Millions are hearing it on Raye’s first Christian disc, “His Love Remains,” which was released last year.
“To see the success the album has had and the reviews that we get online … that means so much to me because when you do change directions, you never know. It’s always a bit of a gamble,” he said during a call from a tour stop in Milwaukee.
Fans of the country star will hear some spiritual songs when Raye plays a 7:30 p.m. show Feb. 18 at Monroe County Community College’s La-Z-Boy Center Meyer Theater. Tickets are $37 and $27.
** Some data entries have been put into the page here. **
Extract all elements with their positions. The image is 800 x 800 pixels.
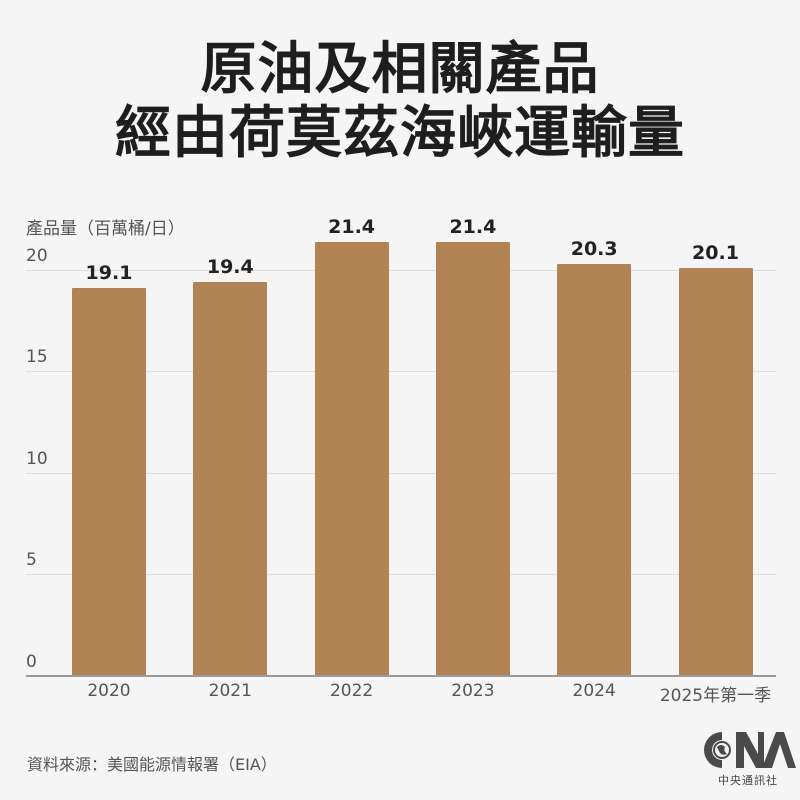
x-tick-label: 2023 xyxy=(451,681,495,701)
bar-2025年第一季 xyxy=(678,267,753,676)
bar-value-label: 21.4 xyxy=(449,215,497,238)
gridline xyxy=(26,269,776,271)
cna-logo: 中央通訊社 xyxy=(700,728,796,792)
bar-value-label: 19.1 xyxy=(85,262,133,285)
y-tick-label: 15 xyxy=(26,347,48,368)
x-tick-label: 2025年第一季 xyxy=(659,686,772,706)
x-tick-label: 2024 xyxy=(572,681,616,701)
x-tick-label: 2020 xyxy=(87,681,131,701)
gridline xyxy=(26,472,776,474)
x-axis-baseline xyxy=(26,675,776,677)
y-tick-label: 0 xyxy=(26,652,37,672)
chart-title: 原油及相關產品 經由荷莫茲海峽運輸量 xyxy=(0,38,800,166)
bar-2022 xyxy=(314,241,389,676)
chart-title-line-2: 經由荷莫茲海峽運輸量 xyxy=(115,101,685,166)
bar-2020 xyxy=(72,288,146,676)
bar-value-label: 21.4 xyxy=(328,215,376,238)
bar-value-label: 19.4 xyxy=(206,256,254,279)
y-tick-label: 5 xyxy=(26,550,37,571)
y-tick-label: 20 xyxy=(26,245,48,266)
bar-value-label: 20.3 xyxy=(570,237,618,260)
bar-2023 xyxy=(435,241,510,676)
bar-value-label: 20.1 xyxy=(692,241,739,264)
y-axis-label: 產品量（百萬桶/日） xyxy=(26,219,185,239)
chart-title-line-1: 原油及相關產品 xyxy=(200,37,600,102)
y-tick-label: 10 xyxy=(26,448,48,469)
cna-logo-text: 中央通訊社 xyxy=(718,774,778,787)
cna-logo-icon xyxy=(704,732,796,768)
bar-2021 xyxy=(193,282,268,676)
plot-area: 0 5 10 15 20 19.1 2020 19.4 2021 21.4 2022 21.4 2023… xyxy=(26,216,776,706)
x-tick-label: 2021 xyxy=(208,681,252,701)
x-tick-label: 2022 xyxy=(329,681,374,701)
source-note: 資料來源：美國能源情報署（EIA） xyxy=(27,755,277,774)
bar-2024 xyxy=(557,263,632,676)
gridline xyxy=(26,574,776,576)
gridline xyxy=(26,371,776,373)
“People still want to hear all the hits. I had 24 top 10 records and 15 of them went No. 1, so you can’t really play them all in one show, but I play the ones that people remember the most,” Raye said. “I’ve worn my faith on my sleeve really my entire career, so it’s really not a shock to anybody that I play [Christian songs] — I’m wise about which to choose, some of the ones that are more generally accepted, so that I definitely get the message across, everyone knows what the record is, and hopefully will enjoy the spirit that comes along with it without making it preachy.”
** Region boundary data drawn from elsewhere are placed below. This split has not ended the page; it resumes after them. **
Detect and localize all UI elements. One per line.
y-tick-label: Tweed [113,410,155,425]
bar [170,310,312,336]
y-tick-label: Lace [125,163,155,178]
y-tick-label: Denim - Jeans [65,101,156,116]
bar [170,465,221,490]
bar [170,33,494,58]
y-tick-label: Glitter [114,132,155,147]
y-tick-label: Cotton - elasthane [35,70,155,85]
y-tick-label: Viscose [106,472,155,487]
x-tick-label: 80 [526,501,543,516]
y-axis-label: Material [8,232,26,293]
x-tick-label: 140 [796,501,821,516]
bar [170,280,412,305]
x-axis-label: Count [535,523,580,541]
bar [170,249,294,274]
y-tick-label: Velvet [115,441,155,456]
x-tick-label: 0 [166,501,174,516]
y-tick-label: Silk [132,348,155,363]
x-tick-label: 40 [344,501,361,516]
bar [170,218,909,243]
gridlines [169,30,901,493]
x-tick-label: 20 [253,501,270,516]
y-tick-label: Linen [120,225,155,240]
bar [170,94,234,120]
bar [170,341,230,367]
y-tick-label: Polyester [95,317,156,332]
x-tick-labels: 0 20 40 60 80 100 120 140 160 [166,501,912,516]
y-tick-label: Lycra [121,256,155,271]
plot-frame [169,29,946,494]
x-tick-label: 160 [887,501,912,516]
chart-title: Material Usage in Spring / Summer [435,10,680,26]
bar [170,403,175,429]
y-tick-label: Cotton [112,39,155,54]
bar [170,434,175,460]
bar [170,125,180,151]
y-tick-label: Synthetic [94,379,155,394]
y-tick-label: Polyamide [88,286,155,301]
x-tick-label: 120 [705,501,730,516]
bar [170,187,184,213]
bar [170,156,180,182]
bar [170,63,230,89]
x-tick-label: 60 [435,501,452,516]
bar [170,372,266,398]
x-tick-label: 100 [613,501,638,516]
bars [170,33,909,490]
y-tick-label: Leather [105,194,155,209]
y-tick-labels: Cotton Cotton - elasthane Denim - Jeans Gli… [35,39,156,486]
He was quick to point out that he recognizes his role as an entertainer.
“Nothing in my ‘secular, normal show’ is the slightest bit offensive to anybody who’s a believer. The two things kind of go hand in hand; that’s what I’ve worked very hard on the past 20 years to build.
“I never wanted to do just basic country, beer-drinking, we’re-here-to-sell-beers type of shows. Nothing wrong with that at all, but there’s so many people doing that. That was never my intention.
“I always wanted my music — with the exception of songs ‘That’s My Story,’ ‘Little Red Rodeo’ and ‘My Kind of Girl,’ those are just good, fun hits, you know, they’re lively. For the most part, my shows are full of songs that have a message and many of them were hits — ‘I Think About You’ and ‘Little Rock’ and ‘Not That Different,’ ‘Love, Me’ — all those songs had a message to them and were inspirational. So my shows have always kind of been inspirational.”